关键词: 高光谱图像, 端元提取, 纯像元指数, 数学形态学

Abstract: Automated morphological endmember extraction(AMEE) algorithm defines the spectral angular distance between the purest pixel and the most mixed pixel in the structural element as the morphological eccentricity index(MEI) to quantitatively denote the purity of the pixel. However, the most mixed pixels as the reference standard are not the same in different structural elements, especially when the pure pixels account for the majority of the structural elements, the mean spectrum of all the pixels will be closer to the pure pixels. At this time, the higher the MEI, the lower the purity of the pixel. To solve this problem, a novel endmember extraction algorithm is proposed in this paper which combines the pixel purity index (PPI) algorithm with AMEE algorithm and is named PPI-AMEE. In the structural element, the PPI is used to replace the MEI index in the AMEE algorithm to find the purest pixel. When the structural element is transformed, only the purest pixel can always be projected to the two ends of the randomly generated line, therefore the PPI value of the purest pixel will increase continuously, while the PPI value of the other pixels will not increase continuously. The PPI value of each pixel is accumulated and recorded until the iterative termination condition is satisfied, and a PPI image is finally obtained. The endmembers are selected from the pixels with higher PPI value. The PPI-AMEE algorithm runs the PPI algorithm in relatively small structural elements, and then processes the whole image with the expansion operation of mathematical morphology, which takes into account both the spectral and spatial information of the image. In the experiment, AVIRIS hyperspectral data from Cuprite area, Nevada, USA are used to validate the proposed PPI-AMEE algorithm. The experimental results show that the endmember extraction accuracy of PPI-AMEE algorithm is better than that of AMEE algorithm and PPI algorithm on the whole.
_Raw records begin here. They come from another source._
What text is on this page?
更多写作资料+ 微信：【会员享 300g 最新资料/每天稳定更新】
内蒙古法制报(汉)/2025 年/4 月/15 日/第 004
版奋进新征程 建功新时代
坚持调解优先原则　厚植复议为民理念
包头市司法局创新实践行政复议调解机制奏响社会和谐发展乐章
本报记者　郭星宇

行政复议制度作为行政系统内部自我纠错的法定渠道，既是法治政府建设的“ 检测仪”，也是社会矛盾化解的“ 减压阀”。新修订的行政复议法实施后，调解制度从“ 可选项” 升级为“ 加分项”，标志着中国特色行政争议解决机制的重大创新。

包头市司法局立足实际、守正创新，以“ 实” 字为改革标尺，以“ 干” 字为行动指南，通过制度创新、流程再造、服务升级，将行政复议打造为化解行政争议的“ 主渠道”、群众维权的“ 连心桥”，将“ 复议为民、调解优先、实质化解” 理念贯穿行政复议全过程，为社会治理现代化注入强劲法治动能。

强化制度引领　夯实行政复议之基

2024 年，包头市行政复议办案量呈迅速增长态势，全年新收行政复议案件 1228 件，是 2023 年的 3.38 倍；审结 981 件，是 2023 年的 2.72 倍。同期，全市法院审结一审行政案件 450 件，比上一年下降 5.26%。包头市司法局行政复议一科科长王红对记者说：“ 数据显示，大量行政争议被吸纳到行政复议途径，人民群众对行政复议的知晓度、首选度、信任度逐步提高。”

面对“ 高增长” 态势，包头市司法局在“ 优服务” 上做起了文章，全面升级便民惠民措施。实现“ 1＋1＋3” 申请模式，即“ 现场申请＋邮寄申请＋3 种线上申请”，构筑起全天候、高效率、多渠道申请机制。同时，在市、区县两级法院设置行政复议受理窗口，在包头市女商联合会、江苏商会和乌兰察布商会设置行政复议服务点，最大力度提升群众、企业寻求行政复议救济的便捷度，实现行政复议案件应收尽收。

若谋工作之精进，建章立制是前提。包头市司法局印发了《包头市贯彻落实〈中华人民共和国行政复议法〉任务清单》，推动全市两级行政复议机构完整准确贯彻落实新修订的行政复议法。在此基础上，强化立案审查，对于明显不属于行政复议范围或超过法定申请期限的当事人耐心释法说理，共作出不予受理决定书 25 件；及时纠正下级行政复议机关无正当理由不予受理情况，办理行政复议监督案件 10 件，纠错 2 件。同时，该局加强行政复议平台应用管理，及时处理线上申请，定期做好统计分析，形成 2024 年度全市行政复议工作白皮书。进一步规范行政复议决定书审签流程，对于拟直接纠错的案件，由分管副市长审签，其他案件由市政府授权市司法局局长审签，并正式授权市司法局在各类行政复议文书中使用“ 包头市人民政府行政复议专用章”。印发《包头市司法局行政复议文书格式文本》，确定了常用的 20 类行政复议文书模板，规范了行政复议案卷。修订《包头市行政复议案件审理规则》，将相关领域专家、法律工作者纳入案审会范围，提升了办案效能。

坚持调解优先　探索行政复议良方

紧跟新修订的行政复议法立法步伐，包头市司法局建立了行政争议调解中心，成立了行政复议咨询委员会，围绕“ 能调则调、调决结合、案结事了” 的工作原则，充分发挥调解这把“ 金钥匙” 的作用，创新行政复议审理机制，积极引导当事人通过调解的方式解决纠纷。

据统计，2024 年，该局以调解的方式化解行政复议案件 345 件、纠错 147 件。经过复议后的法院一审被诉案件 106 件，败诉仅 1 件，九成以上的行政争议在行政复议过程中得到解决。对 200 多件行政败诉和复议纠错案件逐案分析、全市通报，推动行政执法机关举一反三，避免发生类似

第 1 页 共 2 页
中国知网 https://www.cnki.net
Key words: hyperspectral image, endmember extraction, pure pixel index, mathematical morphology

中图分类号:

TP391
P237

徐君, 王彩玲, 王丽. 采用PPI算法改进的一种数学形态学端元提取方法[J]. 测绘学报, 2019, 48(8): 996-1003.

XU Jun, WANG Cailing, WANG Li. An improved endmember extraction method of mathematical morphology based on PPI algorithm[J]. Acta Geodaetica et Cartographica Sinica, 2019, 48(8): 996-1003.

参考文献

[1] 蓝金辉, 邹金霖, 郝彦爽, 等. 高光谱遥感影像混合像元分解研究进展[J]. 遥感学报, 2018, 22(1):13-27. LAN Jinhui, ZOU Jinlin, HAO Yanshuang, et al. Research progress on unmixing of hyperspectral remote sensing imagery[J]. Journal of Remote Sensing, 2018, 22(1):13-27.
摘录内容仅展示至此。